Более того, Айвазовский подписал любопытнейшую расписку, заверенную губернатором Коцебу и Кнопом: "Признавая необходимость жить отдельно от моего семейства, я, нижеподписавшийся, даю сию расписку в том, что я: 1) добровольно разрешаю моей жене Юлии Яковлевой Айвазовской вместе с четырьмя нашими дочерями: Еленой, Марией, Александрой и Иоанной - жить в г. Одессе или в другом городе, по ее усмотрению, а также, в случае надобности, временно выехать за границу, и с этой целью выдаю бессрочный вид на свободное ее с дочерями жительство; 2) на содержание жены моей с дочерями я обязуюсь выдавать ей ежемесячно впредь по триста рублей, а также передать моей жене или уполномоченному ей лицу, принадлежащее ей имение Кринички; 3) выслать моей жене тотчас по приезде моем в Феодосию метрические свидетельства о рождении и крещении наших дочерей. Условия эти обязуюсь исполнить свято и ненарушимо; но ежели жена и дети пожелают приехать ко мне в Феодосию временно или на постоянное жительство, то я приму их с удовольствием, в чем подписываюсь г. Одесса, апреля 7 дня 1870 года".
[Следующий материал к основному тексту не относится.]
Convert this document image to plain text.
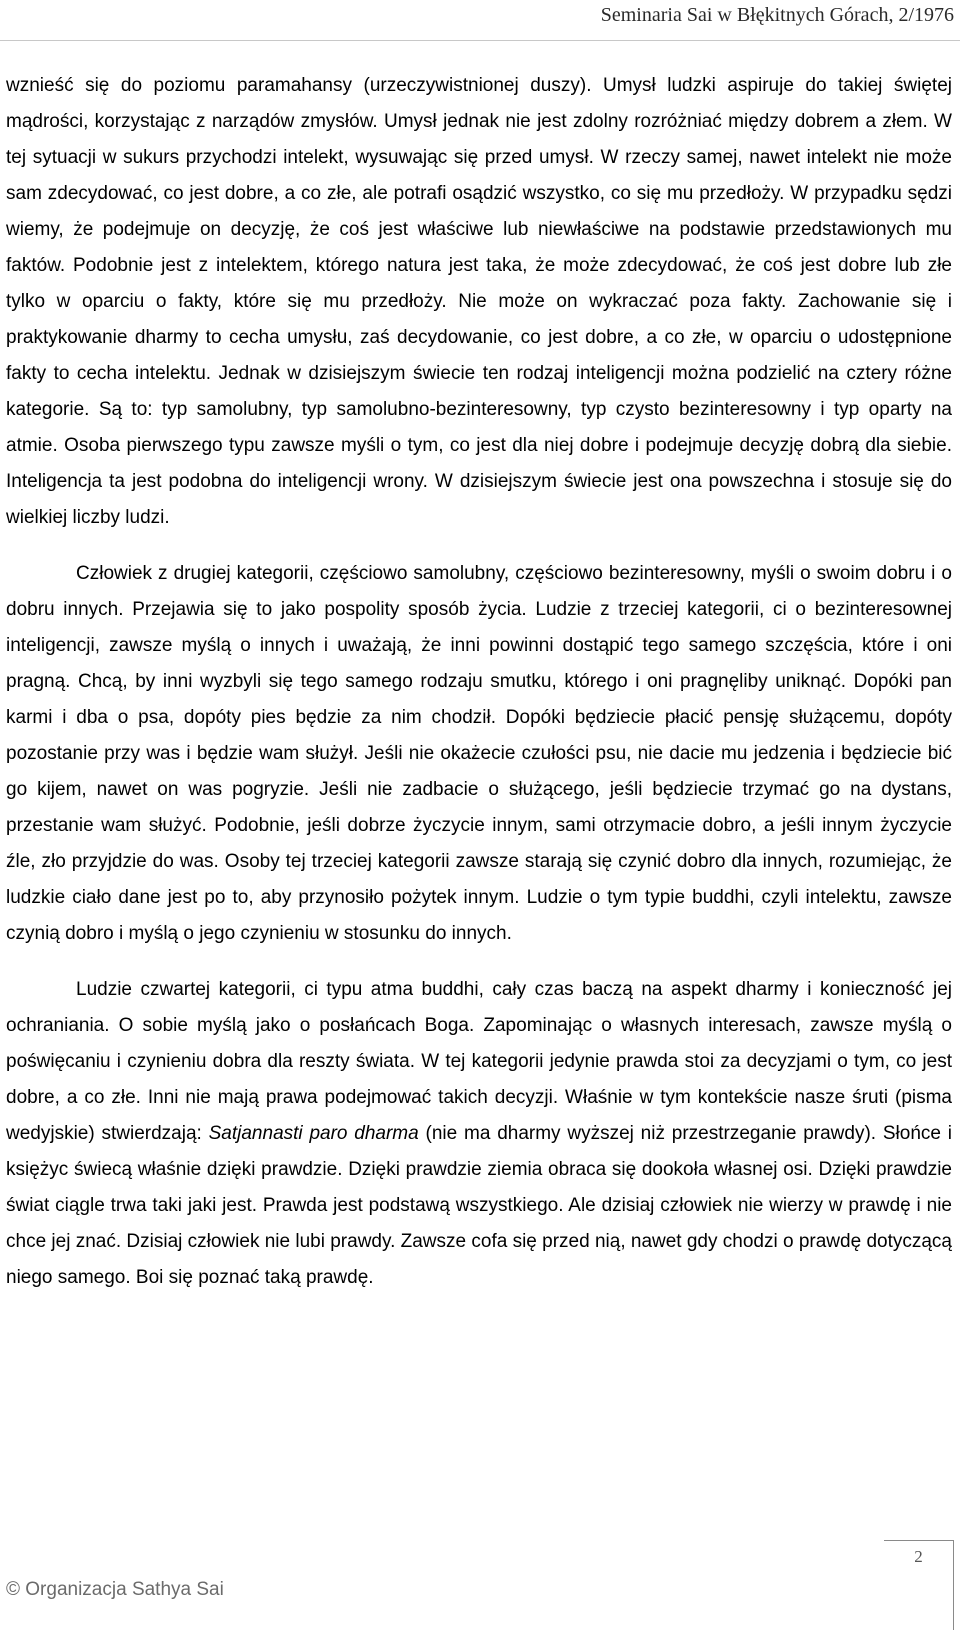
Seminaria Sai w Błękitnych Górach, 2/1976

wznieść się do poziomu paramahansy (urzeczywistnionej duszy). Umysł ludzki aspiruje do takiej świętej mądrości, korzystając z narządów zmysłów. Umysł jednak nie jest zdolny rozróżniać między dobrem a złem. W tej sytuacji w sukurs przychodzi intelekt, wysuwając się przed umysł. W rzeczy samej, nawet intelekt nie może sam zdecydować, co jest dobre, a co złe, ale potrafi osądzić wszystko, co się mu przedłoży. W przypadku sędzi wiemy, że podejmuje on decyzję, że coś jest właściwe lub niewłaściwe na podstawie przedstawionych mu faktów. Podobnie jest z intelektem, którego natura jest taka, że może zdecydować, że coś jest dobre lub złe tylko w oparciu o fakty, które się mu przedłoży. Nie może on wykraczać poza fakty. Zachowanie się i praktykowanie dharmy to cecha umysłu, zaś decydowanie, co jest dobre, a co złe, w oparciu o udostępnione fakty to cecha intelektu. Jednak w dzisiejszym świecie ten rodzaj inteligencji można podzielić na cztery różne kategorie. Są to: typ samolubny, typ samolubno-bezinteresowny, typ czysto bezinteresowny i typ oparty na atmie. Osoba pierwszego typu zawsze myśli o tym, co jest dla niej dobre i podejmuje decyzję dobrą dla siebie. Inteligencja ta jest podobna do inteligencji wrony. W dzisiejszym świecie jest ona powszechna i stosuje się do wielkiej liczby ludzi.

Człowiek z drugiej kategorii, częściowo samolubny, częściowo bezinteresowny, myśli o swoim dobru i o dobru innych. Przejawia się to jako pospolity sposób życia. Ludzie z trzeciej kategorii, ci o bezinteresownej inteligencji, zawsze myślą o innych i uważają, że inni powinni dostąpić tego samego szczęścia, które i oni pragną. Chcą, by inni wyzbyli się tego samego rodzaju smutku, którego i oni pragnęliby uniknąć. Dopóki pan karmi i dba o psa, dopóty pies będzie za nim chodził. Dopóki będziecie płacić pensję służącemu, dopóty pozostanie przy was i będzie wam służył. Jeśli nie okażecie czułości psu, nie dacie mu jedzenia i będziecie bić go kijem, nawet on was pogryzie. Jeśli nie zadbacie o służącego, jeśli będziecie trzymać go na dystans, przestanie wam służyć. Podobnie, jeśli dobrze życzycie innym, sami otrzymacie dobro, a jeśli innym życzycie źle, zło przyjdzie do was. Osoby tej trzeciej kategorii zawsze starają się czynić dobro dla innych, rozumiejąc, że ludzkie ciało dane jest po to, aby przynosiło pożytek innym. Ludzie o tym typie buddhi, czyli intelektu, zawsze czynią dobro i myślą o jego czynieniu w stosunku do innych.

Ludzie czwartej kategorii, ci typu atma buddhi, cały czas baczą na aspekt dharmy i konieczność jej ochraniania. O sobie myślą jako o posłańcach Boga. Zapominając o własnych interesach, zawsze myślą o poświęcaniu i czynieniu dobra dla reszty świata. W tej kategorii jedynie prawda stoi za decyzjami o tym, co jest dobre, a co złe. Inni nie mają prawa podejmować takich decyzji. Właśnie w tym kontekście nasze śruti (pisma wedyjskie) stwierdzają: Satjannasti paro dharma (nie ma dharmy wyższej niż przestrzeganie prawdy). Słońce i księżyc świecą właśnie dzięki prawdzie. Dzięki prawdzie ziemia obraca się dookoła własnej osi. Dzięki prawdzie świat ciągle trwa taki jaki jest. Prawda jest podstawą wszystkiego. Ale dzisiaj człowiek nie wierzy w prawdę i nie chce jej znać. Dzisiaj człowiek nie lubi prawdy. Zawsze cofa się przed nią, nawet gdy chodzi o prawdę dotyczącą niego samego. Boi się poznać taką prawdę.

© Organizacja Sathya Sai
2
Впрочем, усилия жандармов по урегулированию семейной драмы дали лишь временный эффект - брак Ивана и Юлии Айвазовских в 1877 г. увенчался разводом. Юлия не препятствовала общению дочерей с отцом. Художник даже пытался получить разрешение на усыновление одного из своих внуков - чтобы передать фамилию. Художник направил прошение государю: «Не имею сыновей, но Бог наградил меня дочерьми и внуками. Желая сохранить свой род, носящий фамилию Айвазовский, я усыновил своего внука, сына старшей дочери — Александра Латри, ребенка мужского пола доктора Латри, о котором я уже сделал объявление. Осмелюсь просить усыновленному внуку Александру дать мою фамилию, вместе с гербом и достоинствами дворянского рода».



Хотя 65-летний Айвазовский женится на 25-летней вдове мелкого Феодосийского купца, армянке Анне Бурдазян, детей в этом браке не было. Молодую жену можно увидеть на картине «Сбор фруктов в Крыму», написанной в 1882-м, в год, когда Айвазовский женился на Анне.